Energy-Efficient CMOS Memristive Synapses for Mixed-Signal Neuromorphic System-on-a-Chip
This work addresses device and circuit interface issues for memristive neuromorphic chips, which is incremental as it focuses on prototyping while practical devices are developed.
The paper tackles the challenge of designing energy-efficient memristive synapses for neuromorphic systems-on-a-chip by performing energy estimation and proposing CMOS-based emulator circuits, predicting optimal parameters for energy efficiency.
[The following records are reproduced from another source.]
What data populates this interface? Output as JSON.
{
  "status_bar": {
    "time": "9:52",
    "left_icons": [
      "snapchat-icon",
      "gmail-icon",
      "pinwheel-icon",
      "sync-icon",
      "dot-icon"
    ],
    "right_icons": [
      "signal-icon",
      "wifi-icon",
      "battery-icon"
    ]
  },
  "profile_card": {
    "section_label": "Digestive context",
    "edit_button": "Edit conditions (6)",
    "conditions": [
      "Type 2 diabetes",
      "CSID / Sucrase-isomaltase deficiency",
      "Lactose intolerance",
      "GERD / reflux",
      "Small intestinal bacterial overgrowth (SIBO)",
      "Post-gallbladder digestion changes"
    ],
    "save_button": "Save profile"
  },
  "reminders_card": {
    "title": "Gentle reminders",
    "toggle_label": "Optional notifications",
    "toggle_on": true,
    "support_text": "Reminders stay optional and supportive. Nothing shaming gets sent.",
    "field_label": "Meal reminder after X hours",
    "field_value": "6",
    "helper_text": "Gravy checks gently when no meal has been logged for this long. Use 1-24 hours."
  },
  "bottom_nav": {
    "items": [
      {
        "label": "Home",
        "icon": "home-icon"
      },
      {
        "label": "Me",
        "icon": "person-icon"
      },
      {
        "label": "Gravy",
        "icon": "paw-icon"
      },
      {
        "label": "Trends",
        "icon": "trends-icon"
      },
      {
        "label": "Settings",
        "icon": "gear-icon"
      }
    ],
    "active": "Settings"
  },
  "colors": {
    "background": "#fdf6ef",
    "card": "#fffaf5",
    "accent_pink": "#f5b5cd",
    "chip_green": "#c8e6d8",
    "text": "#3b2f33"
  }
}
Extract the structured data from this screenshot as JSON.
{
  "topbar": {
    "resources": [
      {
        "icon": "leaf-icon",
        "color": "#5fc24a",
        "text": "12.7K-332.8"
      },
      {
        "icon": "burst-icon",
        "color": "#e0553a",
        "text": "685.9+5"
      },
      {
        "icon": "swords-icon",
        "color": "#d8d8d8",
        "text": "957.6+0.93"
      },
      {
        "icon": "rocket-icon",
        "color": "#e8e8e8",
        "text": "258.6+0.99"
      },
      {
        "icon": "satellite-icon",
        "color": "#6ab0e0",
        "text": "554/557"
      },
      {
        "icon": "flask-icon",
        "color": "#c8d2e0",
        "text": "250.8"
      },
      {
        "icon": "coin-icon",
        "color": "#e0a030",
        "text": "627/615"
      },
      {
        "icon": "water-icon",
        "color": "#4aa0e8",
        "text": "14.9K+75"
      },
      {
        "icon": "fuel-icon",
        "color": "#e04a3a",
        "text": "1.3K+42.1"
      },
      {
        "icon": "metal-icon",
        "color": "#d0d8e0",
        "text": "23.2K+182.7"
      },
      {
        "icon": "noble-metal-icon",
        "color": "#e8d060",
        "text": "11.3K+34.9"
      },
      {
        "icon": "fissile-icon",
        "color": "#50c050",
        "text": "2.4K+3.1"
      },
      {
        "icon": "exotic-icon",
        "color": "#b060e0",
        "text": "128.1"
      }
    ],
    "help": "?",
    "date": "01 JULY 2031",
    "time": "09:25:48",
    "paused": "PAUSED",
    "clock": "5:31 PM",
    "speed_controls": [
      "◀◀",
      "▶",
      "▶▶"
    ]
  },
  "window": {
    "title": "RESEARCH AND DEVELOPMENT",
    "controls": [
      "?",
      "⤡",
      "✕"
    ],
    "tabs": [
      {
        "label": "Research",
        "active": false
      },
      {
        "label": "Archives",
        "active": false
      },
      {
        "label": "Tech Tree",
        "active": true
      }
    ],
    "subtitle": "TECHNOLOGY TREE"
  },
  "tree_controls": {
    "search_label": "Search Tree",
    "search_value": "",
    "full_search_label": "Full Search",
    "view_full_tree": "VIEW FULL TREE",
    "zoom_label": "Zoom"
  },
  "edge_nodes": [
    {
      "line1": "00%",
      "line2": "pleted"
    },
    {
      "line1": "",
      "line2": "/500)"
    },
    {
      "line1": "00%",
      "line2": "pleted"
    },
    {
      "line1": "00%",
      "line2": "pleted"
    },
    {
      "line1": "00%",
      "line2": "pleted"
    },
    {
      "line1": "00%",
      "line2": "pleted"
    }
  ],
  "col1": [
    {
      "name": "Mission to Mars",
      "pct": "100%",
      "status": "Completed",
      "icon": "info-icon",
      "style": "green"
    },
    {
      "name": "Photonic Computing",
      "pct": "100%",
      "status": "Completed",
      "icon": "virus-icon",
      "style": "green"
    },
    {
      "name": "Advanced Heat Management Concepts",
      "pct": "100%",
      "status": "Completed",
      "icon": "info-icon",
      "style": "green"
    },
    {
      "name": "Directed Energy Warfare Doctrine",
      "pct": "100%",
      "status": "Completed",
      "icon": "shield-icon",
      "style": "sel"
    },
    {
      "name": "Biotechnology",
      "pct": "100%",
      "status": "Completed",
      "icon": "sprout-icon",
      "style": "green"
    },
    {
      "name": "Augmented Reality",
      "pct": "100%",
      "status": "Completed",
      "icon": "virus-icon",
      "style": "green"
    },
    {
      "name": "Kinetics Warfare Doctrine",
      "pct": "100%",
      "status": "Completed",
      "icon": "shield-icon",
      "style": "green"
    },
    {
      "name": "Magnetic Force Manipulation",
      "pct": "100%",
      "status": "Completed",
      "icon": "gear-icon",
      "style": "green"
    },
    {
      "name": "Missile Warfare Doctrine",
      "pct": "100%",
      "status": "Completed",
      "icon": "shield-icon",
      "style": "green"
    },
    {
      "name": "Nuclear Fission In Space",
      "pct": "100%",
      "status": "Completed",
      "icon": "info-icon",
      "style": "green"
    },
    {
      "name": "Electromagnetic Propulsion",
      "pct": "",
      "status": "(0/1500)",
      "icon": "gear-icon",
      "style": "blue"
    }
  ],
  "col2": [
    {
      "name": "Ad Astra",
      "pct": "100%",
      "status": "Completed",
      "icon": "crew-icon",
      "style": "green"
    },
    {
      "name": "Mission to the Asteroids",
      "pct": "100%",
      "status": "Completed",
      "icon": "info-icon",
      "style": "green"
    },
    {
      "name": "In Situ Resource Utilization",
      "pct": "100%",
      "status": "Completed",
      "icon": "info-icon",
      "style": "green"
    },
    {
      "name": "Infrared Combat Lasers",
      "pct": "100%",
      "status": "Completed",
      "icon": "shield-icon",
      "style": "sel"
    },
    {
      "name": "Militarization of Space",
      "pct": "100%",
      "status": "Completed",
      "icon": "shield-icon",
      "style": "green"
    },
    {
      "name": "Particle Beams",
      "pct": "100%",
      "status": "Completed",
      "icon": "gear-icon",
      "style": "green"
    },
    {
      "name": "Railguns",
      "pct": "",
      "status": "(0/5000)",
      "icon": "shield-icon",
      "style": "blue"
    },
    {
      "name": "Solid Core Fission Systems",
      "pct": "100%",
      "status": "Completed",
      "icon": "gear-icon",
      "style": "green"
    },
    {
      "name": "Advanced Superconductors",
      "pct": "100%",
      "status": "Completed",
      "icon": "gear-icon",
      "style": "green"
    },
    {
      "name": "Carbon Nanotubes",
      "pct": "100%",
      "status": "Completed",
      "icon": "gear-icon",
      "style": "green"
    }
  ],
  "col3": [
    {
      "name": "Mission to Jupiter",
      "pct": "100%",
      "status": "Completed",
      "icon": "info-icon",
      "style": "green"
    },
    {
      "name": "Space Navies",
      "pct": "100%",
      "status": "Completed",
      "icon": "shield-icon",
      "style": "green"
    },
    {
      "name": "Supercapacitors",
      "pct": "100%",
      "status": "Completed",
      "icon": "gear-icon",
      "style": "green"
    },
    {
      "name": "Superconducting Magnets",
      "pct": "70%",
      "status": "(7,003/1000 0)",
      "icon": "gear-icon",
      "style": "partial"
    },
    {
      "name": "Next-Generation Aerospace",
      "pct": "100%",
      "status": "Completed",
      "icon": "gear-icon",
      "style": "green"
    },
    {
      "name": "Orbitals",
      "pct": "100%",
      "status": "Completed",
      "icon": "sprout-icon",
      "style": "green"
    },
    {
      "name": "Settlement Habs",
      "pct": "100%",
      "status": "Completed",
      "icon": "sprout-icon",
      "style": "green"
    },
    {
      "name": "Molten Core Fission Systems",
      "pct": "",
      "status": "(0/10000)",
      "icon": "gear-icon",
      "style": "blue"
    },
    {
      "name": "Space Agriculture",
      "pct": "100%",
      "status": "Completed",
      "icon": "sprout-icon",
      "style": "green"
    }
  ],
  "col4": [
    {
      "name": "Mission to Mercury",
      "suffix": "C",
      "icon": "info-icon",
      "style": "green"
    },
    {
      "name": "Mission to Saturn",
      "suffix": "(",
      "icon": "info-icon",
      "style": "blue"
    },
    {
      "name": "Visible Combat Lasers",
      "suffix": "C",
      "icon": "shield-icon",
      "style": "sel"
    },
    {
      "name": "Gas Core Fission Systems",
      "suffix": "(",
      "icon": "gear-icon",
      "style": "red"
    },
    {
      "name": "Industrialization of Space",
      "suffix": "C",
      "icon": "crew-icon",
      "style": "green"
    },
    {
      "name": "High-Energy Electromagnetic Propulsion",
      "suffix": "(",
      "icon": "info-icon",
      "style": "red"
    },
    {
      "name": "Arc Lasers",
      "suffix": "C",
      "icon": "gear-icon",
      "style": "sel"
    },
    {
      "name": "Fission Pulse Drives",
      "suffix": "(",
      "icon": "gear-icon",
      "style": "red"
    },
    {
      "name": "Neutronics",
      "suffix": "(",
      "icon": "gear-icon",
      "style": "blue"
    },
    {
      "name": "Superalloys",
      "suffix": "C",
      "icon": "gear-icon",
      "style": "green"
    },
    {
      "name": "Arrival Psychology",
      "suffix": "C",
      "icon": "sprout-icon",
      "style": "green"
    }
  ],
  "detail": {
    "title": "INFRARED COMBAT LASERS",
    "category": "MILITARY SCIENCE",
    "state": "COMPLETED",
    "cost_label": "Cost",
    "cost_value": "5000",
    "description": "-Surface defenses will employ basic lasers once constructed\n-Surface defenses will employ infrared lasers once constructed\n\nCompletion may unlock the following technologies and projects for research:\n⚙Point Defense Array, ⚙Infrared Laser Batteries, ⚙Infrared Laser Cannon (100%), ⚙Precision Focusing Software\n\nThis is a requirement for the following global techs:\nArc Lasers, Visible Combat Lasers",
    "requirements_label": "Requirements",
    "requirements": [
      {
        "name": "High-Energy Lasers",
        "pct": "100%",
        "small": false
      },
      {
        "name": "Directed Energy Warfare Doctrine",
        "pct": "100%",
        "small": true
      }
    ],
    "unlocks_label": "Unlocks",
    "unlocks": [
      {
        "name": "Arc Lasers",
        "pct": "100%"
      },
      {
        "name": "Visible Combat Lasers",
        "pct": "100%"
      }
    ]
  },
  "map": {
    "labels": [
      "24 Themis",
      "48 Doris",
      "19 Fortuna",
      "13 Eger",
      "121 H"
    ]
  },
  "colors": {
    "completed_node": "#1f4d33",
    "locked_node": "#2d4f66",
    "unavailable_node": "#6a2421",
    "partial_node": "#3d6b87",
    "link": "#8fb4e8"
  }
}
Emerging non-volatile memory (NVM), or memristive, devices promise energy-efficient realization of deep learning, when efficiently integrated with mixed-signal integrated circuits on a CMOS substrate. Even though several algorithmic challenges need to be addressed to turn the vision of memristive Neuromorphic Systems-on-a-Chip (NeuSoCs) into reality, issues at the device and circuit interface need immediate attention from the community. In this work, we perform energy-estimation of a NeuSoC system and predict the desirable circuit and device parameters for energy-efficiency optimization. Also, CMOS synapse circuits based on the concept of CMOS memristor emulator are presented as a system prototyping methodology, while practical memristor devices are being developed and integrated with general-purpose CMOS. The proposed mixed-signal memristive synapse can be designed and fabricated using standard CMOS technologies and open doors to interesting applications in cognitive computing circuits.